A free society cherishes nonconformity. It knows from the non-conformist, from the eccentric, have come many of the great ideas.
Every effort to confine Americanism to a single pattern, to constrain it to a single formula, is disloyalty to everything that is valid in Americanism.
It is sobering to recall that though the Japanese relocation program, carried through at such incalculable cost in misery and tragedy, was justified on the ground that the Japanese were potentially disloyal, the record does not disclose a single case of Japanese disloyalty or sabotage during the whole war…
If our democracy is to flourish, it must have criticism; if our government is to function it must have dissent.
The greatest danger we face is not any particular kind of thought. The greatest danger we face is absence of thought.
We should not forget that our tradition is one of protest and revolt and that it is stultifying to celebrate the rebels of the past. . .while we silence the rebels of the present.
Whether history will judge this war to be different or not we cannot say. But this we can say with certainty: A government and a society that silences those who dissent is one that has lost its way.
It seems fair to say that while the moral standards of the nineteenth century persisted almost unchanged into the twentieth, moral practices changed sharply, and that though the standards of the nineteenth century persisted the institutions that had sustained them and the sanctions that had enforced them lost influence and authority.
The decision for complete religious freedom and for separation of church and state in the eyes of the rest of the world was perhaps the most important decision reached in the New World.
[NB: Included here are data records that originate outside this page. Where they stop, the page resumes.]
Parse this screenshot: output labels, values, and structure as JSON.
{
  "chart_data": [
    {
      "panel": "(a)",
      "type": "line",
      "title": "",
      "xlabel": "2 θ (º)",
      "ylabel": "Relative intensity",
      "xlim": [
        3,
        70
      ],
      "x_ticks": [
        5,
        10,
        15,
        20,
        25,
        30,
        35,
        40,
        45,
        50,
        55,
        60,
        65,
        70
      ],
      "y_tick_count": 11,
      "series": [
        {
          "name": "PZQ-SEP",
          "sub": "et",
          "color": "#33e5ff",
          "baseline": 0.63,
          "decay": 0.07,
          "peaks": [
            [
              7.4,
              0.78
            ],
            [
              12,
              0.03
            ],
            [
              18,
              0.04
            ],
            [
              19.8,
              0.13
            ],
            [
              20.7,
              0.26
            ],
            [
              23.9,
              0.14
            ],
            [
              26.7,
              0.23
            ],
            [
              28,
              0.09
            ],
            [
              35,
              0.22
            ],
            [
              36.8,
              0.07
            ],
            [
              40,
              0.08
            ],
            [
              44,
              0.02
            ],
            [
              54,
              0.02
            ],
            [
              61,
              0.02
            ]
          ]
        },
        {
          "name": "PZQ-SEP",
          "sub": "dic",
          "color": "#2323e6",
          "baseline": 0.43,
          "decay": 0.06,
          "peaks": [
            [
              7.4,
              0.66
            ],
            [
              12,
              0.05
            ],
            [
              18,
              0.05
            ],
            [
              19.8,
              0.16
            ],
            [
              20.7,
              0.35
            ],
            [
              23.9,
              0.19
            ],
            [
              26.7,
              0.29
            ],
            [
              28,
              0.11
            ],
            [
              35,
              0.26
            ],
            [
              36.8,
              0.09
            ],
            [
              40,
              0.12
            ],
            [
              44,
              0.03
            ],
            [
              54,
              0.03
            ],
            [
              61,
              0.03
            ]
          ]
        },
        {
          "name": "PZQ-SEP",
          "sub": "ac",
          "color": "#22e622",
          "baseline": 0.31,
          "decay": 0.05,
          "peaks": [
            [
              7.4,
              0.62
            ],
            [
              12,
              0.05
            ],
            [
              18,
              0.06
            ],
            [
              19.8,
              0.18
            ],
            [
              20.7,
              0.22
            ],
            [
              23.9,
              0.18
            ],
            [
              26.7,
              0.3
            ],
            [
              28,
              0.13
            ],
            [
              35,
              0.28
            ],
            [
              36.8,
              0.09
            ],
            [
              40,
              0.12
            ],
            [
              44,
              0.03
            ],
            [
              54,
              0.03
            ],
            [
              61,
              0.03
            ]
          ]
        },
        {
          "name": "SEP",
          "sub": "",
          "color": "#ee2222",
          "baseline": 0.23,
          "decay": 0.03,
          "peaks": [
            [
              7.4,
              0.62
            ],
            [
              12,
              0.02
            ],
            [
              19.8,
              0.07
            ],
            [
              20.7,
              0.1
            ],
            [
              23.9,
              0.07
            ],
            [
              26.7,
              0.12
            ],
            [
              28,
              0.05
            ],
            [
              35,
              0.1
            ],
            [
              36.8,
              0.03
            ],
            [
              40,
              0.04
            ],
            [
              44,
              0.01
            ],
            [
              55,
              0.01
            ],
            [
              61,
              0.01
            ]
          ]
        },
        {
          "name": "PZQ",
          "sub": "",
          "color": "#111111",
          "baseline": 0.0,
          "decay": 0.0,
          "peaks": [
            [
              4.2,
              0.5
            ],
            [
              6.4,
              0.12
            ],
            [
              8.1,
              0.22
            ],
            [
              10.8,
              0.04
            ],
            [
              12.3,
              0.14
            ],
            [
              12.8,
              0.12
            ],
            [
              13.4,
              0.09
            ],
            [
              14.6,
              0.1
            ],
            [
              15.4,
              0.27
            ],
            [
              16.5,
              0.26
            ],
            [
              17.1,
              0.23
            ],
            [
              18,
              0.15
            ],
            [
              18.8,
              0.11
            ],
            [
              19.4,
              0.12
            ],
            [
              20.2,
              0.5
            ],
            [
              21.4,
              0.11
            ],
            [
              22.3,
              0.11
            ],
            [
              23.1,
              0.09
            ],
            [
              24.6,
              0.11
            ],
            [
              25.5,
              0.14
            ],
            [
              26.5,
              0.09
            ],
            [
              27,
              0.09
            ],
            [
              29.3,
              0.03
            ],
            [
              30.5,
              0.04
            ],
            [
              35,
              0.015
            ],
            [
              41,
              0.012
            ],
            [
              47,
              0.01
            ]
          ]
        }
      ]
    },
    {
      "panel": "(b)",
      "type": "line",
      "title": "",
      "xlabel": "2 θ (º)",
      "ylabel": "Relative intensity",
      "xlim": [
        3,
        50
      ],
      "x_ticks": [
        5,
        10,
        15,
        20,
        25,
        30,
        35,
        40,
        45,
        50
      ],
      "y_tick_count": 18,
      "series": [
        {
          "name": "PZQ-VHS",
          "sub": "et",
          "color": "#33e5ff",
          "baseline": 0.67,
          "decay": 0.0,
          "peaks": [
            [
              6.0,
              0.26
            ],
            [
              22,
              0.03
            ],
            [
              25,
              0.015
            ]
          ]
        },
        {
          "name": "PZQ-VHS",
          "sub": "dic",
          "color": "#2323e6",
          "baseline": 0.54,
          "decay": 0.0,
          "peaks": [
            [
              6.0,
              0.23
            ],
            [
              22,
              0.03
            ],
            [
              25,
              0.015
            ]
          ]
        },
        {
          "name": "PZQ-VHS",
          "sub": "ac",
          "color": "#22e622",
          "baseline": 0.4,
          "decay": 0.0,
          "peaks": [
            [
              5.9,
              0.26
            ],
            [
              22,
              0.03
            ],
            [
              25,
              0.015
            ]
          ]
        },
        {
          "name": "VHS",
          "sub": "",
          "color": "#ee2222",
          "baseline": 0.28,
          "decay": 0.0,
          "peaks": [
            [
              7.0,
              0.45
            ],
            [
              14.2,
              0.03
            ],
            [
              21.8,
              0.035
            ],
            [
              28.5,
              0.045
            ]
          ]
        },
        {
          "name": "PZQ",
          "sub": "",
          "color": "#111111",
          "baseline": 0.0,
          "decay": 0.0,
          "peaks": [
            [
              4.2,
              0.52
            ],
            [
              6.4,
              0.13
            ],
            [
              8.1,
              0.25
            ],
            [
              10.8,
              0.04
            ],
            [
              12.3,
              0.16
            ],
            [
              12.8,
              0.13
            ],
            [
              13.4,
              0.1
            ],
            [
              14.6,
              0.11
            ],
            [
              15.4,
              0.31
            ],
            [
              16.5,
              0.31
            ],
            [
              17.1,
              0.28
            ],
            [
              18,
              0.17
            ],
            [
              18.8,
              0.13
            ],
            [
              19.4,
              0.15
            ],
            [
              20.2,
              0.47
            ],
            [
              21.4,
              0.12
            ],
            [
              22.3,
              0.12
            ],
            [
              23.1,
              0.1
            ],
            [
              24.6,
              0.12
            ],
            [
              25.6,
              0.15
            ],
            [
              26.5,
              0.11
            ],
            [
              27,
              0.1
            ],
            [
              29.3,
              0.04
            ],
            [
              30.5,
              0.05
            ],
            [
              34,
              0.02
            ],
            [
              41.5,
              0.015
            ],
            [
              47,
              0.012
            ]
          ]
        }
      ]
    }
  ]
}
Everywhere in the western world of the 18th century, church and state were one; and everywhere the state maintained an established church and tried to force conformity to its dogma.
Freedom is not a luxury that we can indulge in when at last we have security and prosperity and enlightenment; it is, rather, antecedent to all of these, for without it we can have neither security nor prosperity nor enlightenment.
The justification and the purpose of freedom of speech is not to indulge those who want to speak their minds. It is to prevent error and discover truth. There may be other ways of detecting error and discovering truth than that of free discussion, but so far we have not found them.
The Americans who framed our Constitution felt that without freedom of religion no other freedom counted.
The fact is that censorship always defeats its own purpose, for it creates, in the end, the kind of society that is incapable of exercising real discretion.